Could we engage in nomadic migration within our own homes?

Historically, homes were outfitted with elements for diurnal and seasonal rhythms – sleeping porches, summer kitchens, storm windows, and a central hearth. Certain materials were employed for their specific thermostatic qualities and different parts of the homes lit up depending on the time of day and time of year.

The modern movement brought thinness to architecture – the onset of the single pane of glass and the disappearance of solid poche –made possible by the invention of HVAC. The loss of the central hearth and thermostatic perimeter conditions destabilized the center and edges of the home. We came to expect domestic spaces that maintain a constant homeostasis. This homeostasis is now linked to our modern idea of comfort. As interior spaces became more comfortable, they also became more stagnant.

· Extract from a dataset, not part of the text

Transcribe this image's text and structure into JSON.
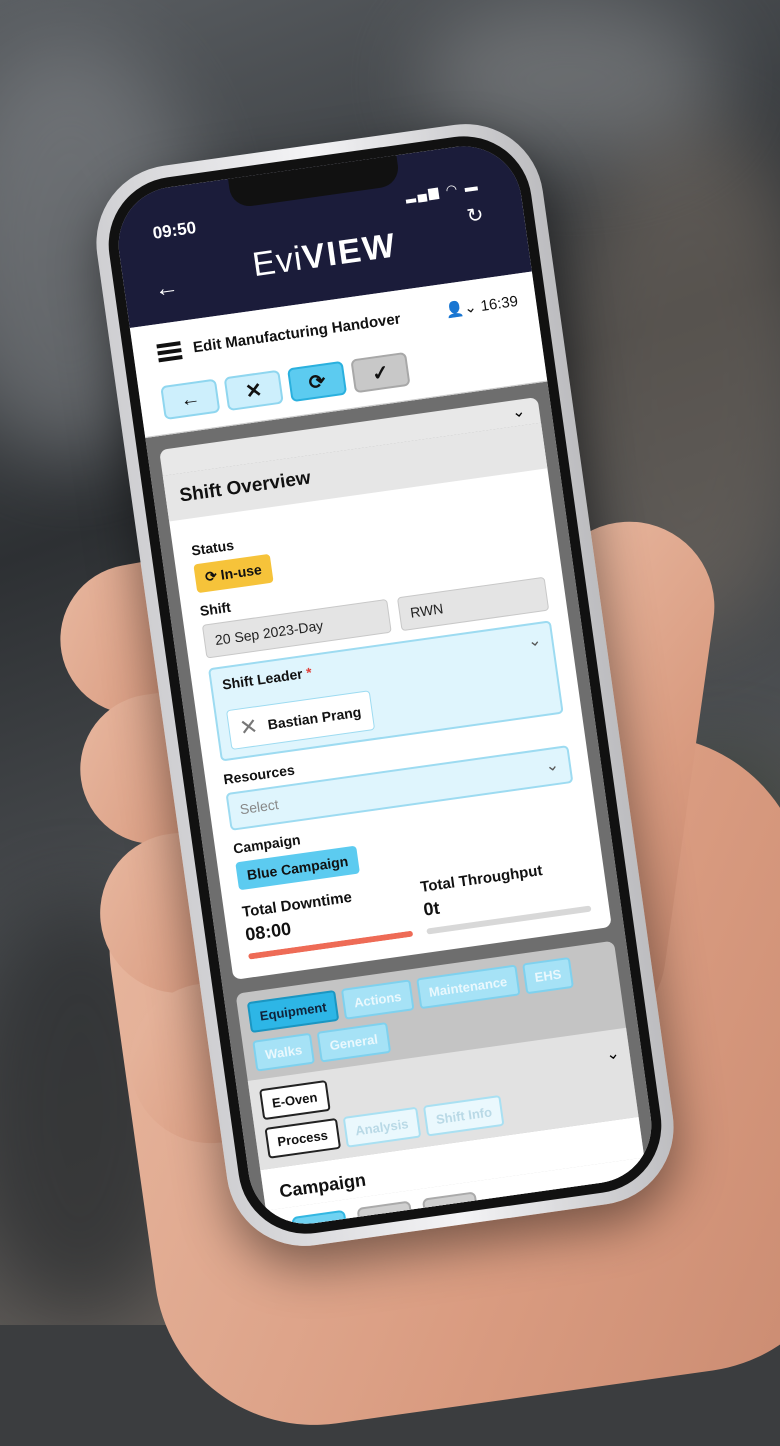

I would like to bring rhythm back into domestic spaces. Instead of creating permanent additions to the edges and center of our homes we could employ foldability, malleability, mobility that creates soft enclosures. Can thermostatic control be achieved by layering porous material with pockets of air in-between? Can the porosity of material combined with concentric air pockets determine and allow control of air flow, temperature, and insulation? (insert source) This would create a temperature-controlled spaces that can disassemble, fold up, pack down and migrate into a different part of the home depending upon the time of year, the time of day or the temperature within the space.

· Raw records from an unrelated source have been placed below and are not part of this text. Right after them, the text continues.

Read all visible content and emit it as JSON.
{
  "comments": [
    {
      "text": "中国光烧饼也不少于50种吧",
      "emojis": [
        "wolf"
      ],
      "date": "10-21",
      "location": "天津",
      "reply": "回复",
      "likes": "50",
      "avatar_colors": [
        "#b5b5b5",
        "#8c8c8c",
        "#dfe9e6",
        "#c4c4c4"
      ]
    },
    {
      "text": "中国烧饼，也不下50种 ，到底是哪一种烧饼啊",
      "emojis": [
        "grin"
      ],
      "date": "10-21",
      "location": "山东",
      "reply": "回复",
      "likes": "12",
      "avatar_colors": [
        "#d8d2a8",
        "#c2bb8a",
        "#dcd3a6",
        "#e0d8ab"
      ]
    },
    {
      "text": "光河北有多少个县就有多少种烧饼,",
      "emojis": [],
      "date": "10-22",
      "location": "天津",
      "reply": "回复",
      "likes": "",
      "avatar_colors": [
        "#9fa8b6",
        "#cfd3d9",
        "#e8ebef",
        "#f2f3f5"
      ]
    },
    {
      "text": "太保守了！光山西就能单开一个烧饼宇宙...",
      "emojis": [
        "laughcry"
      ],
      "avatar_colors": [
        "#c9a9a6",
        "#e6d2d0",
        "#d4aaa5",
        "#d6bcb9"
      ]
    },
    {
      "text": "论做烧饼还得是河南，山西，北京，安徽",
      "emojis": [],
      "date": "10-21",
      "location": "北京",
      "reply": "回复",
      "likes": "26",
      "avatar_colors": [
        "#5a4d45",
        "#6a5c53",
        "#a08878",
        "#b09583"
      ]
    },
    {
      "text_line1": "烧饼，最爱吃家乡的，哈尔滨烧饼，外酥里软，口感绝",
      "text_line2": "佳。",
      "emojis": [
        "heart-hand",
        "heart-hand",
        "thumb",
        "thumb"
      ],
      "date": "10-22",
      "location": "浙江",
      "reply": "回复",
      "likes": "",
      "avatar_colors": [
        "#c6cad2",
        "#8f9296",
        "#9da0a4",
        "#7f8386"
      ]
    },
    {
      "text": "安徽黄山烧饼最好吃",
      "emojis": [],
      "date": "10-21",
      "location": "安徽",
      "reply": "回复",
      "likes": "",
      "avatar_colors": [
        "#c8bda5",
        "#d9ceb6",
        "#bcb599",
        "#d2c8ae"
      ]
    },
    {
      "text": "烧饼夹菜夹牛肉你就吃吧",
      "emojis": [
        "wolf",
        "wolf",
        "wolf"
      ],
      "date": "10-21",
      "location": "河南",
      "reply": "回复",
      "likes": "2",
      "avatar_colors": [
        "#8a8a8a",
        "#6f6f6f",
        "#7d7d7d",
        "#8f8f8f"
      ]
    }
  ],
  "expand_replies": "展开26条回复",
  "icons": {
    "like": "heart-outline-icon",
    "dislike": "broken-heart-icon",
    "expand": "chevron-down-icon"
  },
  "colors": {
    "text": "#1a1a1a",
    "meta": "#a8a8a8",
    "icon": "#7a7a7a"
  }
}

This proposes a nomadic migration within our pre-existing spaces, a mobile creature within the current domestic container. It creates the dynamic within the static, a room-within-a-room, an interior within an interior. Could this peripatetic creature propose a counter-cultural way of engaging with our own living spaces? This migration would be dependent upon daily and seasonal thermal fluctuations, challenging us to detach from thermostatic homeostasis and engage with inconsistency within our interiors. I would like to prod at our ideas around comfort and discomfort within our domestic spaces. Where is the line between thermostatic comfort and discomfort? By creating a comfort scarcity I think we can engage with where our own comfort line is and propose how we can move the line. Can we reconsider and renegotiate the terms of comfort?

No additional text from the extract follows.